Obiols foi professor de prática de ensino em Filosofia durante muitos anos na Universidade de Buenos Aires, formando várias gerações de professores para a educação básica da Argentina. Nesse livro, apresenta uma sólida reflexão, resultante desses vários anos de experiência, teorizando o ensino de Filosofia e buscando elaborar um modelo conceitual que possa ser utilizado pelos professores. Para isso, articula seus conhecimentos de Filosofia com a bibliografia contemporânea especializada nas áreas de Pedagogia e Didática.
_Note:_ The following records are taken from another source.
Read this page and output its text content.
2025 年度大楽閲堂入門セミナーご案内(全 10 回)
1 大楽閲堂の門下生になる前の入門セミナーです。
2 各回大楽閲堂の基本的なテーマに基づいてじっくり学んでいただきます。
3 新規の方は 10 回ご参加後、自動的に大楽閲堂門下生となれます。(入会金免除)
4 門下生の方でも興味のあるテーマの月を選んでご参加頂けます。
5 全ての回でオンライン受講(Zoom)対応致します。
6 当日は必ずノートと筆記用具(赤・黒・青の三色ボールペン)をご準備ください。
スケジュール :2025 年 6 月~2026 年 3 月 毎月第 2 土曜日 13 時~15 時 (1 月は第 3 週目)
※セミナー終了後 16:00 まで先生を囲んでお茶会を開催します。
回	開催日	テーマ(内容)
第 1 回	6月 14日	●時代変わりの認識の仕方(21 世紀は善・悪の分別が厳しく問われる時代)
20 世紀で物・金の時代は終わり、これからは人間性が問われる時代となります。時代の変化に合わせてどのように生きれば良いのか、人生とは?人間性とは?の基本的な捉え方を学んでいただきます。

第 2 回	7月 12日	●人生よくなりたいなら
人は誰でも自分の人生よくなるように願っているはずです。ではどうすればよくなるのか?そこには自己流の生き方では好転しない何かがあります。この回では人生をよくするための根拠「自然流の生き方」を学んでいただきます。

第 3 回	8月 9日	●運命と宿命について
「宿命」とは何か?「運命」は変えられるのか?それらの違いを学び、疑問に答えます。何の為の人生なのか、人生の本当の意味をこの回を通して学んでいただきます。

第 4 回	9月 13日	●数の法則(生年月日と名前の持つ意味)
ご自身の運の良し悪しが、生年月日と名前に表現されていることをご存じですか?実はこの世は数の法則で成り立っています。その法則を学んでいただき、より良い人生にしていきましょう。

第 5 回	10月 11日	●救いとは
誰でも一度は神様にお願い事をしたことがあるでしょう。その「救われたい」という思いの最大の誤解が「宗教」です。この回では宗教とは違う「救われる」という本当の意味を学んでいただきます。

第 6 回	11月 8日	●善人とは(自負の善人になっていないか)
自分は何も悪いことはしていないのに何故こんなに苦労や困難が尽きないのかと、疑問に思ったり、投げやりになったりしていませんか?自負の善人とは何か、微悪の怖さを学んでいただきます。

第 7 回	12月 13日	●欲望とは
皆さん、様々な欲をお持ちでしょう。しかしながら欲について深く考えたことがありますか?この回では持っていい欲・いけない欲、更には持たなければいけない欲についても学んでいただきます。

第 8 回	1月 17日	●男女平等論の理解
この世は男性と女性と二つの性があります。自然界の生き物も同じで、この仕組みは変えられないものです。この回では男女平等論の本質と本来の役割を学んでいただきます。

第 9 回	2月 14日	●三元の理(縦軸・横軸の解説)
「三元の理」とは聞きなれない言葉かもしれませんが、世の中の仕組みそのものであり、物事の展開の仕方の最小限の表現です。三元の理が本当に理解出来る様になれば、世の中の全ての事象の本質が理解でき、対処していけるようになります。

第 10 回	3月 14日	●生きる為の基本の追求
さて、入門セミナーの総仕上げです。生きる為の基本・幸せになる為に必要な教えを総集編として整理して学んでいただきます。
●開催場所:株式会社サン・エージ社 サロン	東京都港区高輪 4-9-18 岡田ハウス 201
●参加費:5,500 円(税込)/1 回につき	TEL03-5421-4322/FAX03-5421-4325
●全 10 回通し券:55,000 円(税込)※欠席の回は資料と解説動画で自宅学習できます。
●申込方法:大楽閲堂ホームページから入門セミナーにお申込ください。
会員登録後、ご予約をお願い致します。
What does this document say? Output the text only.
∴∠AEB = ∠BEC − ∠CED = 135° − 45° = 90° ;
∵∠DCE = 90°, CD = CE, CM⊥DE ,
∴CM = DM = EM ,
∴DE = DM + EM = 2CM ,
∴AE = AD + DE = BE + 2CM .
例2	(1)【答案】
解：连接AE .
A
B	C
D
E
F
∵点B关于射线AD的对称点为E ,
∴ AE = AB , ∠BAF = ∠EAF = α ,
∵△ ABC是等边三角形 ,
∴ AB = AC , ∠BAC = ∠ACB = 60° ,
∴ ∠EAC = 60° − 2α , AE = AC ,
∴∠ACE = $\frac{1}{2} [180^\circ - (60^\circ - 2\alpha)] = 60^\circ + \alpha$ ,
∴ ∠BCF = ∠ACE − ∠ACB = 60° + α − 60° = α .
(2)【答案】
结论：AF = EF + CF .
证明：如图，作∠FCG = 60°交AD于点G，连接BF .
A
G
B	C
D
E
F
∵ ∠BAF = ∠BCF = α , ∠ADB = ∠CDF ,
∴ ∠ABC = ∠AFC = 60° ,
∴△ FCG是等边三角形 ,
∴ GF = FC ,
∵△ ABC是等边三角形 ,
Filosofia no Ensino Médio,
de Sílvio Gallo e Walter Kohan
(Vozes, 208 págs., R$ 31,40)

Esta obra reúne uma série de textos de pesquisadores contemporâneos, brasileiros e estrangeiros, que investigam a temática do ensino da Filosofia na educação média. Oferece um amplo panorama, com abordagens sobre a história do ensino da Filosofia na educação média brasileira; sobre experiências estrangeiras com o ensino de Filosofia, na França e no Uruguai; e uma série de textos que, de diferentes perspectivas teóricas, interrogam os sentidos e as práticas de ensino de Filosofia no ensino médio brasileiro em nossos dias.

Explicando a Filosofia com Arte,
de Charles Feitosa
(Ediouro, 200 págs., R$ 49,90)

Charles Feitosa produziu um livro didático a partir da afirmação de Deleuze de que a Filosofia pode ser "pop", como a música. Um belo livro em vários sentidos, tanto no cuidado da produção estética, repleto de imagens coloridas, plenamente articuladas com os assuntos, quanto em relação ao texto, a um só tempo simples e correto, sem maneirismos. Obra vencedora do Prêmio Jabuti 2005, na categoria livros didáticos.

Ética e Cidadania - Caminhos da Filosofia,
de Sílvio Gallo
(Papirus, 112 págs., R$ 28)

Produção coletiva do Grupo de Estudos sobre Ensino de Filosofia sediado na Universidade Metodista de Piracicaba, vencedora do Prêmio Jabuti 1998, na categoria livros didáticos. Apresenta uma abordagem temática da Filosofia, com base em uma pesquisa feita com professores de Filosofia do interior do Estado de São Paulo, articulados em torno da ética e da cidadania como referenciais básicos. A obra oferece farto material de apoio aos textos, na forma de poemas, músicas e filmes que podem ser trabalhados como sensibilização para o tema ou como reforço ao trabalho conceitual. A partir da 11ª edição (2004) esse material de apoio foi revisado e atualizado.


Sílvio Gallo é professor da Faculdade de Educação da Unicamp. Autor, dentre outros, de Deleuze & a Educação (Autêntica) e do livro didático Ética e Cidadania: Caminhos da Filosofia (Papirus). Pesquisador do tema do ensino de Filosofia, co-organizou as seguintes coletâneas: Filosofia no Ensino Médio (Vozes); Filosofia do Ensino de Filosofia (Vozes) e Ensino de Filosofia: Teoria e Prática (Unijuí).